Una estenosis de uretra, sobre todo si es compleja, nunca es una urgencia quirúrgica siendo muy importante dar todo el tiempo necesario para que las distintas lesiones puedan mostrarse en toda su extensión y gravedad.

Esto se consigue mediante la colocación de una sonda suprapúbica y el consiguiente reposo uretral, que incluye suspender de forma inmediata los cortes internos y las dilataciones, hasta que se lleve a cabo la cirugía reconstructiva en manos expertas.

 

Estenosis Uretral y Sonda Foley Suprapúbica

– Estenosis uretral y derivación urinaria con sonda de cistostomía suprapúbica –

Otras Enfermedades Uretrales

Una fístula vésico-vaginal es una comunicación anómala entre la vejiga y la vagina originada por un traumatismo local generalmente ocurrido durante una cirugía ginecológica (histerectomía abdominal o vaginal), aunque en los países con escasez de recursos sanitarios es más frecuente que una mujer puede sufrirla como secuela tras un parto complicado. Si la lesión iatrogénica pasa desapercibida y por ello no es reparada al momento, será tras retirar la sonda vesical en el postoperatorio cuando la paciente notará la pérdida continua de orina por su vagina.

El diagnóstico se confirmará mediante el estudio radiológico de cistografía retrógrada (que consiste en llenar la vejiga con contraste yodado a través de una sonda), y también con una uretrocistoscopia (examen endoscópico de la vejiga), que servirán para determinar la localización y el tamaño del orificio vesical, así como la posible presencia de materiales de sutura, clips metálicos  o de tejido necrótico a su alrededor que impedirán su cierre espontáneo.
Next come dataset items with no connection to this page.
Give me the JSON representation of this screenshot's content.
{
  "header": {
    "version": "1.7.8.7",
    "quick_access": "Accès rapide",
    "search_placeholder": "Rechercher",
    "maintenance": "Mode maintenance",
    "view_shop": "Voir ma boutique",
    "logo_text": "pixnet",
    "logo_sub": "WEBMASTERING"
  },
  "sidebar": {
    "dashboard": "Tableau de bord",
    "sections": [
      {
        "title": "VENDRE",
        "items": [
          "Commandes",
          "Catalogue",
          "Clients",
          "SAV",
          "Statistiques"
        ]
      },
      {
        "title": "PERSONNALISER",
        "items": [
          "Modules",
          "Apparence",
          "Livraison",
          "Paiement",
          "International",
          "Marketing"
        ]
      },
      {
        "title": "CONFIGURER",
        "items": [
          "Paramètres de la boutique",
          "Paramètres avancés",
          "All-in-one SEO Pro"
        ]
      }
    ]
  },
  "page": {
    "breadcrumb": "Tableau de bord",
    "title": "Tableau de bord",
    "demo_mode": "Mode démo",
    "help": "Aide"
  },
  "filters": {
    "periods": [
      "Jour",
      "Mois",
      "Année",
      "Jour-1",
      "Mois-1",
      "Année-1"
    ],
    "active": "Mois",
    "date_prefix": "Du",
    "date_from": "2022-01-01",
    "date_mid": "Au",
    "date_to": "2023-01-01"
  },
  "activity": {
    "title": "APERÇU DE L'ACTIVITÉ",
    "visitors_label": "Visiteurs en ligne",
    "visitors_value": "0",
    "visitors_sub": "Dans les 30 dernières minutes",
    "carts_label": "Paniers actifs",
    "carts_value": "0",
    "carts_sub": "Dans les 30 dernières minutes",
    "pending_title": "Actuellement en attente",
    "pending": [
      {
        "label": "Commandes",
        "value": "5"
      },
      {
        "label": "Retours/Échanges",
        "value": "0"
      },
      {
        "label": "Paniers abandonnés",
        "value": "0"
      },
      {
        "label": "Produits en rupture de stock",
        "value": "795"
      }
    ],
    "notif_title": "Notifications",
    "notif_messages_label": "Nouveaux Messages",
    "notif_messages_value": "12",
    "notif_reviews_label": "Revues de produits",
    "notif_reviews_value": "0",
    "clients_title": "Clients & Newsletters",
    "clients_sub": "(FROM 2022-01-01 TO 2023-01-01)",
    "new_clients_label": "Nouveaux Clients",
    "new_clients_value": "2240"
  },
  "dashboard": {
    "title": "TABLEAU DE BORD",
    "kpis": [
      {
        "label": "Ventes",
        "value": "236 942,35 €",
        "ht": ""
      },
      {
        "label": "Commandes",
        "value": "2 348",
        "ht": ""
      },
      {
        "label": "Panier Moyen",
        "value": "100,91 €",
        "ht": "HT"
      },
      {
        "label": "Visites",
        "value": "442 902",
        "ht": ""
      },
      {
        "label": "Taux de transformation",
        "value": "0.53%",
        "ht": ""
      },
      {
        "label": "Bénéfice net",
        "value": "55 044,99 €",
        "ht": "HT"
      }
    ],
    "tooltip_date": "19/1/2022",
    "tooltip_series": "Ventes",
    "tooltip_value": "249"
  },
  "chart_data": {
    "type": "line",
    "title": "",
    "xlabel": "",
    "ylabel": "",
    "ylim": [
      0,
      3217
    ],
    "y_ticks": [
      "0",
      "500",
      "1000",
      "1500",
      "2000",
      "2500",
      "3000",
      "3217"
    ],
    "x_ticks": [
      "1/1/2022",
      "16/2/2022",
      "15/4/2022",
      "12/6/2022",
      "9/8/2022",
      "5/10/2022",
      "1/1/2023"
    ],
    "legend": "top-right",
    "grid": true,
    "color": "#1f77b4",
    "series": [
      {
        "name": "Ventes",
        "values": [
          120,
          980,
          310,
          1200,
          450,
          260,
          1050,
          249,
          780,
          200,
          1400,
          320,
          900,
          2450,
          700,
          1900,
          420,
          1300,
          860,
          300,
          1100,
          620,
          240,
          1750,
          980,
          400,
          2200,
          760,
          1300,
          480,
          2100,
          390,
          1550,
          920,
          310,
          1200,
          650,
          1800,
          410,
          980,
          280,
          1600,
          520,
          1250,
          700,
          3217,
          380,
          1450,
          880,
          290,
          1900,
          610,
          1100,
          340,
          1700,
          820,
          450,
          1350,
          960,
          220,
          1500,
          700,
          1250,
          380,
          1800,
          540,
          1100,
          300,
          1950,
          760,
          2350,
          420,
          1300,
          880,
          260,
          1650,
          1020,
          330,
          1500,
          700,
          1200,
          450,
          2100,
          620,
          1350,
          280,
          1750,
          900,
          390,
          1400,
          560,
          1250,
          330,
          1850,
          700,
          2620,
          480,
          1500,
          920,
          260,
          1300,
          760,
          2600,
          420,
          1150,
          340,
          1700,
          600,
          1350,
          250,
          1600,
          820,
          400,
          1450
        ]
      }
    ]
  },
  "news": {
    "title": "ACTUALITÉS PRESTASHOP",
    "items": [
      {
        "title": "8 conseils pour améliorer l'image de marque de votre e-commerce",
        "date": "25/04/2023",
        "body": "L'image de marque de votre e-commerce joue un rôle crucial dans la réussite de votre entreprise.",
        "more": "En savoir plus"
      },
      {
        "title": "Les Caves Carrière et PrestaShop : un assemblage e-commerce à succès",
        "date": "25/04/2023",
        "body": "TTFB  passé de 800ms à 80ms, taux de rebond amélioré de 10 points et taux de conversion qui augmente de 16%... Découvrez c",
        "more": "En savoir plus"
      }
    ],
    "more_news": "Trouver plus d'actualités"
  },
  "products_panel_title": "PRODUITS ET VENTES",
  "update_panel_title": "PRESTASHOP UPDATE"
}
En los casos dudosos en los que las exploraciones radiológicas y endoscópicas no evidencian con claridad la existencia de una fístula vésico-vaginal, resulta de mucha utilidad la prueba del azul de metileno que consiste en repleccionar al máximo la vejiga con una solución estéril teñida de azul intenso y observar si aparece en vagina o si tiñe una gasa introducida en ella.

La colocación de una sonda foley de silicona en la vejiga durante 3-4 semanas puede facilitar en algunos casos el cierre de una fístula vésico-vaginal mínima que siempre deberá ser comprobado mediante una cistografía retrógrada o con la instilación vesical de azul de metileno. Si al cabo de este tiempo persiste la fístula urinaria o si hay cuerpos extraños en el orificio o en el trayecto fistuloso que harán que se mantenga siempre abierta, entonces su reparación o cierre deberá ser quirúrgico empleando diferentes técnicas de cirugía reconstructiva.